IDH1-mut specificity of dasatinib is further supported by the reduced leukemic blast count that was observed in a patient with refractory IDH1-mut AML after dasatinib treatment. As ivosidenib or 5-azacytidine pre-treatment did not abrogate the beneficial effect of dasatinib in IDH1-mut AML cells and as the combination of dasatinib and ivosidenib appeared to be beneficial, our data suggest dasatinib as novel treatment option, also in combinations, for patients with IDH1 p.R132H mutant AML.
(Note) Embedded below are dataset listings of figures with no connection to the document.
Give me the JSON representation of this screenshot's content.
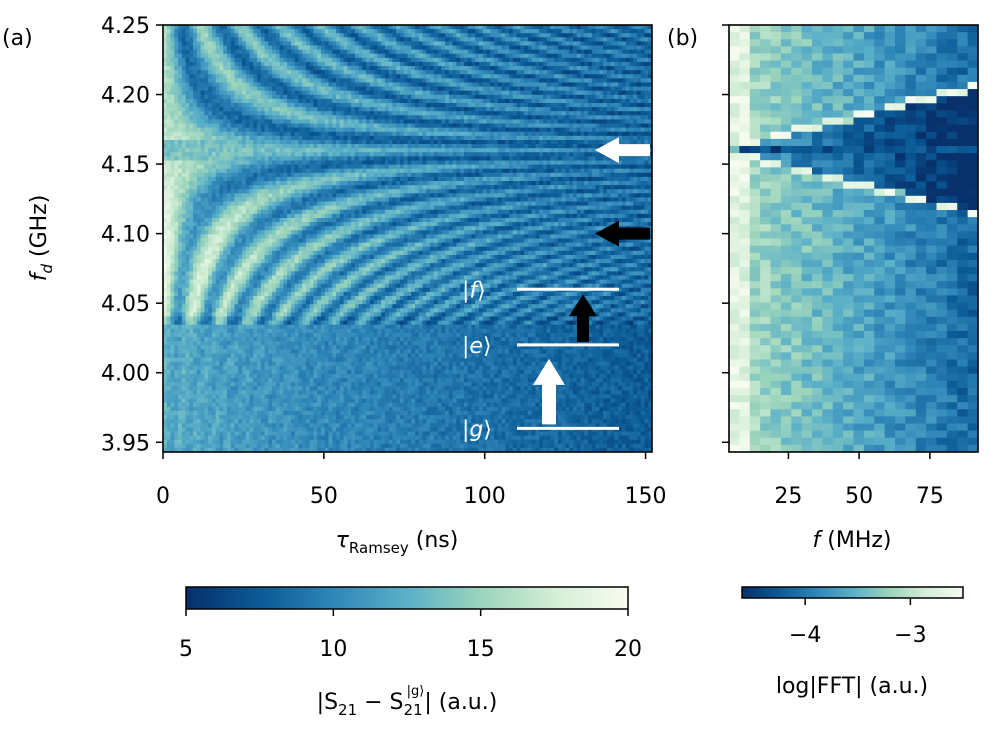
{
  "figure": {
    "panel_a_label": "(a)",
    "panel_b_label": "(b)"
  },
  "chart_data": [
    {
      "panel": "(a)",
      "type": "heatmap",
      "title": "",
      "xlabel": "τ",
      "xlabel_sub": "Ramsey",
      "xlabel_unit": "(ns)",
      "ylabel": "f",
      "ylabel_sub": "d",
      "ylabel_unit": "(GHz)",
      "xlim": [
        0,
        152
      ],
      "ylim": [
        3.943,
        4.25
      ],
      "x_ticks": [
        0,
        50,
        100,
        150
      ],
      "x_tick_labels": [
        "0",
        "50",
        "100",
        "150"
      ],
      "y_ticks": [
        3.95,
        4.0,
        4.05,
        4.1,
        4.15,
        4.2,
        4.25
      ],
      "y_tick_labels": [
        "3.95",
        "4.00",
        "4.05",
        "4.10",
        "4.15",
        "4.20",
        "4.25"
      ],
      "z_label": "|S21 − S21^|g⟩|  (a.u.)",
      "z_range": [
        5,
        20
      ],
      "resonance_ghz": 4.16,
      "annotations": {
        "levels": [
          {
            "name": "|g⟩",
            "ket": "g",
            "f": 3.96
          },
          {
            "name": "|e⟩",
            "ket": "e",
            "f": 4.02
          },
          {
            "name": "|f⟩",
            "ket": "f",
            "f": 4.06
          }
        ],
        "arrows": [
          {
            "type": "transition",
            "color": "white",
            "from": 3.96,
            "to": 4.02
          },
          {
            "type": "transition",
            "color": "black",
            "from": 4.02,
            "to": 4.06
          },
          {
            "type": "marker",
            "color": "white",
            "f": 4.16
          },
          {
            "type": "marker",
            "color": "black",
            "f": 4.1
          }
        ]
      }
    },
    {
      "panel": "(b)",
      "type": "heatmap",
      "title": "",
      "xlabel": "f",
      "xlabel_unit": "(MHz)",
      "xlim": [
        4,
        92
      ],
      "ylim": [
        3.943,
        4.25
      ],
      "x_ticks": [
        25,
        50,
        75
      ],
      "x_tick_labels": [
        "25",
        "50",
        "75"
      ],
      "y_ticks": [
        3.95,
        4.0,
        4.05,
        4.1,
        4.15,
        4.2,
        4.25
      ],
      "z_label": "log|FFT|  (a.u.)",
      "z_range": [
        -4.6,
        -2.5
      ],
      "center_ghz": 4.16,
      "v_shape_note": "bright fringe f ≈ 2·|f_d − 4.16 GHz| for f_d > 4.04 GHz"
    }
  ],
  "colorbars": {
    "main": {
      "ticks": [
        5,
        10,
        15,
        20
      ],
      "tick_labels": [
        "5",
        "10",
        "15",
        "20"
      ],
      "label_pre": "|S",
      "label_sub1": "21",
      "label_mid": " − S",
      "label_sub2": "21",
      "label_sup": "|g⟩",
      "label_post": "|  (a.u.)"
    },
    "fft": {
      "ticks": [
        -4,
        -3
      ],
      "tick_labels": [
        "−4",
        "−3"
      ],
      "label": "log|FFT|  (a.u.)"
    }
  },
  "colors": {
    "cmap": [
      "#08306b",
      "#0a5a96",
      "#2f86b8",
      "#5bb0c8",
      "#9bd4bc",
      "#d4eed6",
      "#f7fcf0"
    ]
  }
}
In conclusion, our data suggest that IDH1 p.R132H mutation induces changes in the 3D DNA architecture leading to alteration of long-range gene interactions in AML. We show that methylation-dependent disruption of CTCF binding at the CTCF-anchor upstream of PDGFRA leads to upregulated PDGFRA expression. As PDGFRA overexpression correlated with decreased survival of patients with IDH1-mutant AML, we reason that treatment with TKI dasatinib may present a novel therapeutic option for improved treatment for patients with IDH1 p.R132H mutant AML. This may be of particular interest for elderly patients with mutant IDH1, which present a large proportion of patients and show a particularly high IDH mutation frequency and, so far, poor outcome with high resistance and relapse rates.